John Shutt wrote:
----- Original Message ----- From: "Cliff Benham" <flyback1@xxxxxxxxxxx>I'm using two players; a Sony BDP-S350 and a Philips BDP5005.Manual for the Sony: http://www.docs.sony.com/release/BDPS350_US.pdf Page 41: Set TV Type to 4:3, set Screen Format to Fixed Aspect Ratio.Page 42: Set DVD Aspect Ratio to Pan & Scan (only available when TV type is set to 4:3 and Screen Format set to Fixed Aspect Ratio.)Manual for the Philips: http://www.p4c.philips.com/files/b/bdp5005_f7/bdp5005_f7_dfu_aen.pdfPage 38: TV Shape: HOME > Settings > Advanced Setup > Video Output > TV Shape > 4:3 Pan & Scan. "To enjoy 16:9 picture on 4:3 monitor: Both sides of the picture are trimmed to fit the 4:3 TV without distorting the aspect ratio of the picture"Looks to me as if both players should do exactly what you want them to do with The Wizard of Oz Blu-Ray.You have to be missing a setting somewhere, Cliff.
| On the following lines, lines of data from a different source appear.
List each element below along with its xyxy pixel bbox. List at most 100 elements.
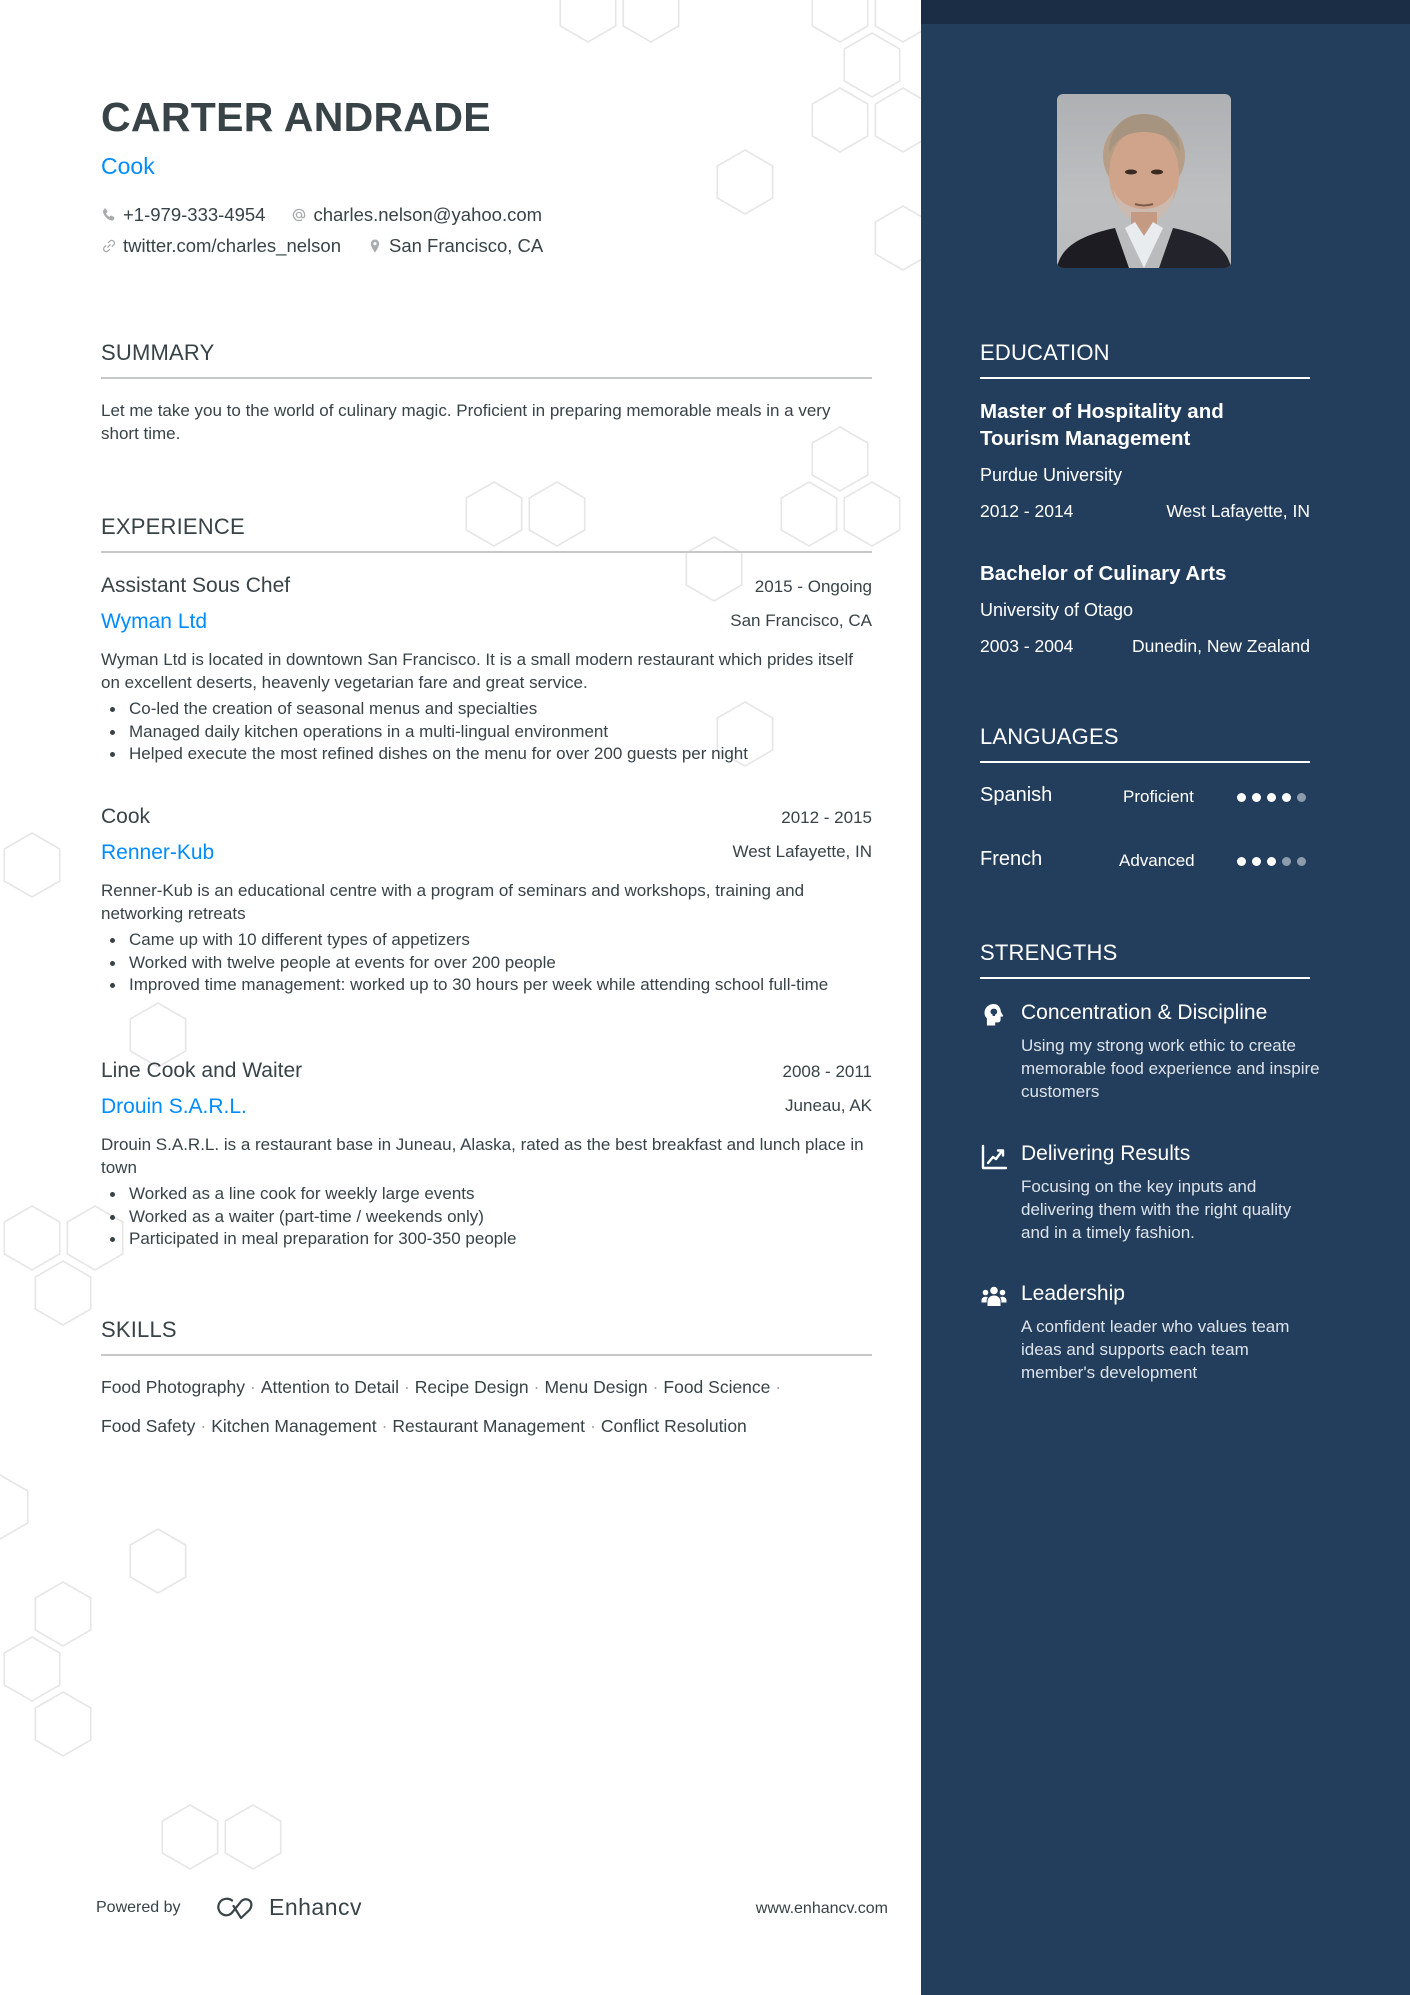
skills-row-1: Food Photography · Attention to Detail · Rec… [101, 1377, 786, 1398]
language-name: Spanish [980, 784, 1053, 806]
bullet-item: Helped execute the most refined dishes o… [101, 743, 872, 766]
rating-dot-filled [1252, 857, 1261, 866]
at-icon [291, 207, 307, 223]
bullet-item: Worked as a line cook for weekly large e… [101, 1183, 872, 1206]
rating-dot-filled [1237, 857, 1246, 866]
link-icon [101, 238, 117, 254]
education-school: University of Otago [980, 600, 1134, 620]
contact-phone[interactable]: +1-979-333-4954 [101, 204, 265, 226]
users-icon [980, 1283, 1008, 1311]
experience-dates: 2012 - 2015 [781, 808, 872, 827]
phone-text: +1-979-333-4954 [123, 204, 266, 225]
enhancv-logo-icon [217, 1897, 253, 1919]
candidate-name: CARTER ANDRADE [101, 94, 491, 140]
experience-bullets: Co-led the creation of seasonal menus an… [101, 698, 872, 766]
skill-tag: Recipe Design [414, 1377, 529, 1397]
experience-role: Line Cook and Waiter [101, 1059, 303, 1082]
experience-company[interactable]: Wyman Ltd [101, 610, 207, 634]
rating-dot-filled [1267, 793, 1276, 802]
language-rating [1237, 857, 1312, 866]
language-level: Proficient [1123, 787, 1194, 806]
location-pin-icon [367, 238, 383, 254]
bullet-item: Participated in meal preparation for 300… [101, 1228, 872, 1251]
email-text: charles.nelson@yahoo.com [313, 204, 543, 225]
powered-by-label: Powered by [96, 1899, 181, 1916]
location-text: San Francisco, CA [389, 235, 544, 256]
contact-location: San Francisco, CA [367, 235, 543, 257]
contact-row-1: +1-979-333-4954 charles.nelson@yahoo.com [101, 204, 568, 226]
experience-role: Cook [101, 805, 151, 828]
experience-company[interactable]: Renner-Kub [101, 841, 214, 865]
education-school: Purdue University [980, 465, 1123, 485]
skill-tag: Food Photography [101, 1377, 245, 1397]
strength-description: Focusing on the key inputs and deliverin… [1021, 1177, 1292, 1242]
strength-title: Leadership [1021, 1282, 1125, 1305]
skill-separator: · [403, 1377, 410, 1397]
languages-heading: LANGUAGES [980, 724, 1119, 749]
summary-divider [101, 377, 872, 379]
experience-location: Juneau, AK [785, 1096, 872, 1115]
experience-description: Renner-Kub is an educational centre with… [101, 881, 805, 923]
summary-text: Let me take you to the world of culinary… [101, 401, 831, 443]
bullet-item: Worked as a waiter (part-time / weekends… [101, 1206, 872, 1229]
sidebar: EDUCATION Master of Hospitality and Tour… [921, 0, 1410, 1995]
education-dates: 2012 - 2014 [980, 501, 1074, 521]
education-location: West Lafayette, IN [1166, 501, 1310, 521]
contact-twitter[interactable]: twitter.com/charles_nelson [101, 235, 341, 257]
candidate-title: Cook [101, 153, 155, 179]
education-location: Dunedin, New Zealand [1131, 636, 1310, 656]
brain-head-icon [980, 1001, 1008, 1029]
education-degree: Master of Hospitality and Tourism Manage… [980, 400, 1224, 450]
languages-divider [980, 761, 1310, 763]
skill-separator: · [652, 1377, 659, 1397]
language-name: French [980, 848, 1043, 870]
experience-bullets: Worked as a line cook for weekly large e… [101, 1183, 872, 1251]
experience-heading: EXPERIENCE [101, 514, 245, 539]
education-heading: EDUCATION [980, 340, 1110, 365]
skills-heading: SKILLS [101, 1317, 177, 1342]
experience-location: San Francisco, CA [730, 611, 872, 630]
skill-tag: Attention to Detail [260, 1377, 399, 1397]
rating-dot-filled [1237, 793, 1246, 802]
experience-role: Assistant Sous Chef [101, 574, 291, 597]
language-rating [1237, 793, 1312, 802]
skill-separator: · [200, 1416, 207, 1436]
rating-dot-empty [1297, 857, 1306, 866]
skill-tag: Food Safety [101, 1416, 196, 1436]
strengths-divider [980, 977, 1310, 979]
sidebar-top-band [921, 0, 1410, 24]
experience-dates: 2015 - Ongoing [754, 577, 872, 596]
contact-row-2: twitter.com/charles_nelson San Francisco… [101, 235, 569, 257]
experience-dates: 2008 - 2011 [782, 1062, 872, 1081]
experience-company[interactable]: Drouin S.A.R.L. [101, 1095, 247, 1119]
bullet-item: Managed daily kitchen operations in a mu… [101, 721, 872, 744]
experience-divider [101, 551, 872, 553]
bullet-item: Co-led the creation of seasonal menus an… [101, 698, 872, 721]
strength-description: Using my strong work ethic to create mem… [1021, 1036, 1320, 1101]
rating-dot-empty [1297, 793, 1306, 802]
skills-row-2: Food Safety · Kitchen Management · Restauran… [101, 1416, 747, 1437]
strength-title: Delivering Results [1021, 1142, 1191, 1165]
skill-tag: Menu Design [544, 1377, 648, 1397]
phone-icon [101, 207, 117, 223]
rating-dot-empty [1282, 857, 1291, 866]
contact-email[interactable]: charles.nelson@yahoo.com [291, 204, 542, 226]
strength-title: Concentration & Discipline [1021, 1001, 1268, 1024]
profile-photo [1057, 94, 1231, 268]
summary-heading: SUMMARY [101, 340, 215, 365]
experience-location: West Lafayette, IN [732, 842, 872, 861]
bullet-item: Improved time management: worked up to 3… [101, 974, 872, 997]
skill-separator: · [533, 1377, 540, 1397]
skill-separator: · [775, 1377, 782, 1397]
skills-divider [101, 1354, 872, 1356]
skill-separator: · [250, 1377, 256, 1397]
portrait-illustration [1057, 114, 1231, 268]
chart-line-icon [980, 1143, 1008, 1171]
bullet-item: Came up with 10 different types of appet… [101, 929, 872, 952]
enhancv-logo[interactable]: Enhancv [215, 1894, 362, 1921]
rating-dot-filled [1252, 793, 1261, 802]
rating-dot-filled [1267, 857, 1276, 866]
footer-url-link[interactable]: www.enhancv.com [756, 1900, 888, 1918]
experience-description: Wyman Ltd is located in downtown San Fra… [101, 650, 853, 692]
skill-tag: Food Science [663, 1377, 771, 1397]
John
John, I appreciate all the effort you are putting into this.I followed your instructions and got a smaller *letterboxed* 4:3 image with these settings, and same on the Philips player.
Now there is a 1+ inch black border around the 4:3 image on the screen from both players.
The 12 inch Tek monitor now has an 8 inch diagonal image on it.This is not underscan, you can see the raster out to the edge of the screen, wasting what? about 1/3 of the screen area.
This is not acceptable for any sort of use by anyone.For a 1.33:1 film on a Blu-ray disk it is not possible to fill a 4:3 monitor screen in any player operating mode.
This is a huge miss by the manufacturers. If they are reading this, they should get back to work and fix it.